Golfed version below:

chooseRecipe=(a,b,r)=>r.find(r=>r.ingredients.every(i=>a.concat(b).includes(i))).name
2 Likes

You could use Array#includes instead :wink:

Same problem occur. Pass the “Test Code” but failed the “Submit Code”

your code is high classed, i love that

const chooseRecipe = function(bakeryA, bakeryB, recipes) {
  // Code here!
  //array1.filter(value => array2.includes(value))
  
  var ingredientA = recipes.filter(function(ingredients){ 
  
  //return !unnecessaryWords.includes(currentWord);
  
  return !bakeryA.includes(ingredients);
    
  });
  var ingredientB = recipes.filter(function(ingredients){ 
  return !bakeryB.includes(ingredients);
 
  
});

Give me undefined :slightly_frowning_face:

Notice how we turn the bakery array into a dictionary to avoid expensive lookups later

const makeDic = A => A.reduce( (acc,next) => ({...acc, [next]: true}), {});

const chooseRecipe = function(bakeryA, bakeryB, recipes) {
  const [aDic, bDic] = [makeDic(bakeryA), makeDic(bakeryB)];
  return recipes.find( ({ ingredients }) => 
    aDic[ingredients[0]] && bDic[ingredients[1]] ||
    aDic[ingredients[1]] && bDic[ingredients[0]]
  ).name
}
1 Like

High five everyone for making it to the 21st day, the final day of the challenge.

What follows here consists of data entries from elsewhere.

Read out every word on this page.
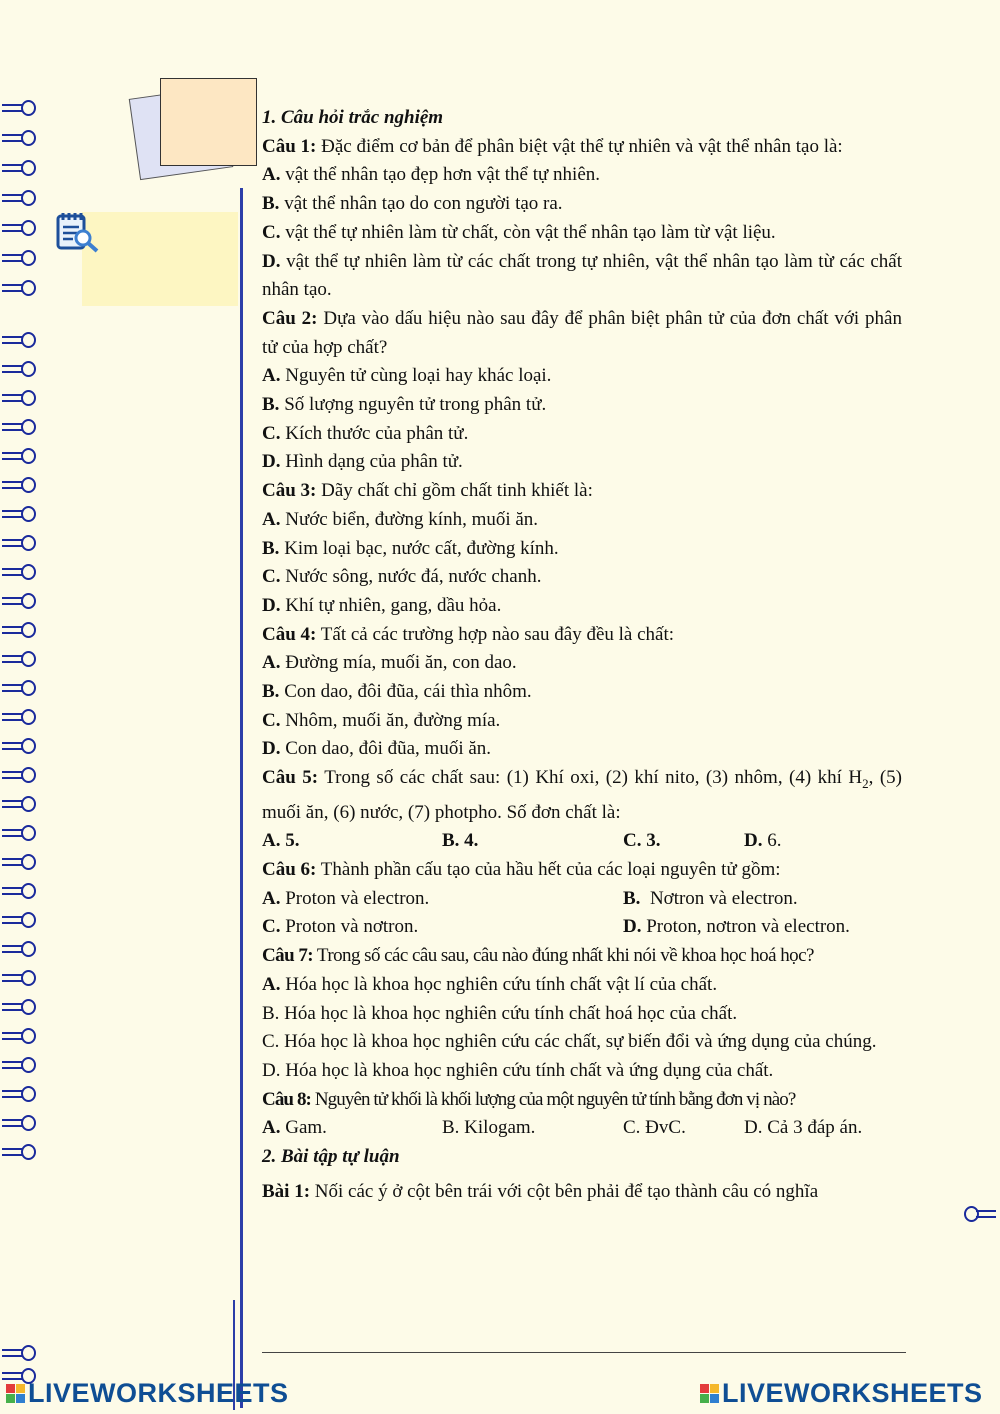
1. Câu hỏi trắc nghiệm

Câu 1: Đặc điểm cơ bản để phân biệt vật thể tự nhiên và vật thể nhân tạo là:

A. vật thể nhân tạo đẹp hơn vật thể tự nhiên.

B. vật thể nhân tạo do con người tạo ra.

C. vật thể tự nhiên làm từ chất, còn vật thể nhân tạo làm từ vật liệu.

D. vật thể tự nhiên làm từ các chất trong tự nhiên, vật thể nhân tạo làm từ các chất nhân tạo.

Câu 2: Dựa vào dấu hiệu nào sau đây để phân biệt phân tử của đơn chất với phân tử của hợp chất?

A. Nguyên tử cùng loại hay khác loại.

B. Số lượng nguyên tử trong phân tử.

C. Kích thước của phân tử.

D. Hình dạng của phân tử.

Câu 3: Dãy chất chỉ gồm chất tinh khiết là:

A. Nước biển, đường kính, muối ăn.

B. Kim loại bạc, nước cất, đường kính.

C. Nước sông, nước đá, nước chanh.

D. Khí tự nhiên, gang, dầu hỏa.

Câu 4: Tất cả các trường hợp nào sau đây đều là chất:

A. Đường mía, muối ăn, con dao.

B. Con dao, đôi đũa, cái thìa nhôm.

C. Nhôm, muối ăn, đường mía.

D. Con dao, đôi đũa, muối ăn.

Câu 5: Trong số các chất sau: (1) Khí oxi, (2) khí nito, (3) nhôm, (4) khí $H_2$, (5) muối ăn, (6) nước, (7) photpho. Số đơn chất là:

A. 5.	B. 4.	C. 3.	D. 6.

Câu 6: Thành phần cấu tạo của hầu hết của các loại nguyên tử gồm:

A. Proton và electron.	B.  Nơtron và electron.
C. Proton và nơtron.	D. Proton, nơtron và electron.

Câu 7: Trong số các câu sau, câu nào đúng nhất khi nói về khoa học hoá học?

A. Hóa học là khoa học nghiên cứu tính chất vật lí của chất.

B. Hóa học là khoa học nghiên cứu tính chất hoá học của chất.

C. Hóa học là khoa học nghiên cứu các chất, sự biến đổi và ứng dụng của chúng.

D. Hóa học là khoa học nghiên cứu tính chất và ứng dụng của chất.

Câu 8: Nguyên tử khối là khối lượng của một nguyên tử tính bằng đơn vị nào?

A. Gam.	B. Kilogam.	C. ĐvC.	D. Cả 3 đáp án.

2. Bài tập tự luận

Bài 1: Nối các ý ở cột bên trái với cột bên phải để tạo thành câu có nghĩa

LIVEWORKSHEETS	LIVEWORKSHEETS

I hope you learned a lot along the way, built consistent coding habits and inched closer to becoming a confident JavaScript developer.

Here’s a link to my final video in this series, tackling today’s challenge and solving it: https://youtu.be/NNMvXx8OV8Q

Finally, thanks to Lighthouse Labs for putting together such an amazing challenge and sharing it with the community.

5 Likes

I’m getting the same thing. My code passes in the “test code” but fails on “submit code”.

… nvm, found typo :sweat_smile:

const chooseRecipe = (bakeryA, bakeryB, recipes) =>
  recipes.find(
    ({ ingredients }) =>
      (bakeryA.includes(ingredients[0]) && bakeryB.includes(ingredients[1])) ||
      (bakeryA.includes(ingredients[1]) && bakeryB.includes(ingredients[0]))
  ).name;
1 Like

const chooseRecipe = function(bakeryA, bakeryB, recipes) {
for (let recipe of recipes) {
let ingredient_b = recipe.ingredients[1];
let ingredient_a = recipe.ingredients[0];

if ((bakeryA.includes(ingredient_a) && bakeryB.includes(ingredient_b)) ||
    (bakeryA.includes(ingredient_b) && bakeryB.includes(ingredient_a))) {
  return recipe.name;
}

}
}

2 Likes

Thanks for the kind words, and for making such helpful videos for each day of the challenge!

Hey! Mine is very similar!

const chooseRecipe = (bakeryA, bakeryB, recipes) =>
  recipes.find(
    ({ ingredients }) =>
      ingredients.some(ingredient => bakeryA.includes(ingredient)) &&
      ingredients.some(ingredient => bakeryB.includes(ingredient))
  ).name
5 Likes

Using indexOf and booleans:

const chooseRecipe = function(bakeryA, bakeryB, recipes) {
  
  for(let recipe of recipes){
    let inBakeryA = false,
        inBakeryB = false;
    
    for(let ingredient of recipe.ingredients){
      if(bakeryA.indexOf(ingredient) >= 0){
        inBakeryA = true;
      }
      if(bakeryB.indexOf(ingredient) >= 0){
        inBakeryB = true;
      }
    }
    if(inBakeryA && inBakeryB){
      return recipe.name;
    }
  }
      
  
}
1 Like

When you do recipes.filter(ingredients…) here, ingredients is an object. What you want to access each object in recipes, then access the ingredients property(which is an array) in that object, then access each of the ingredients.

1 Like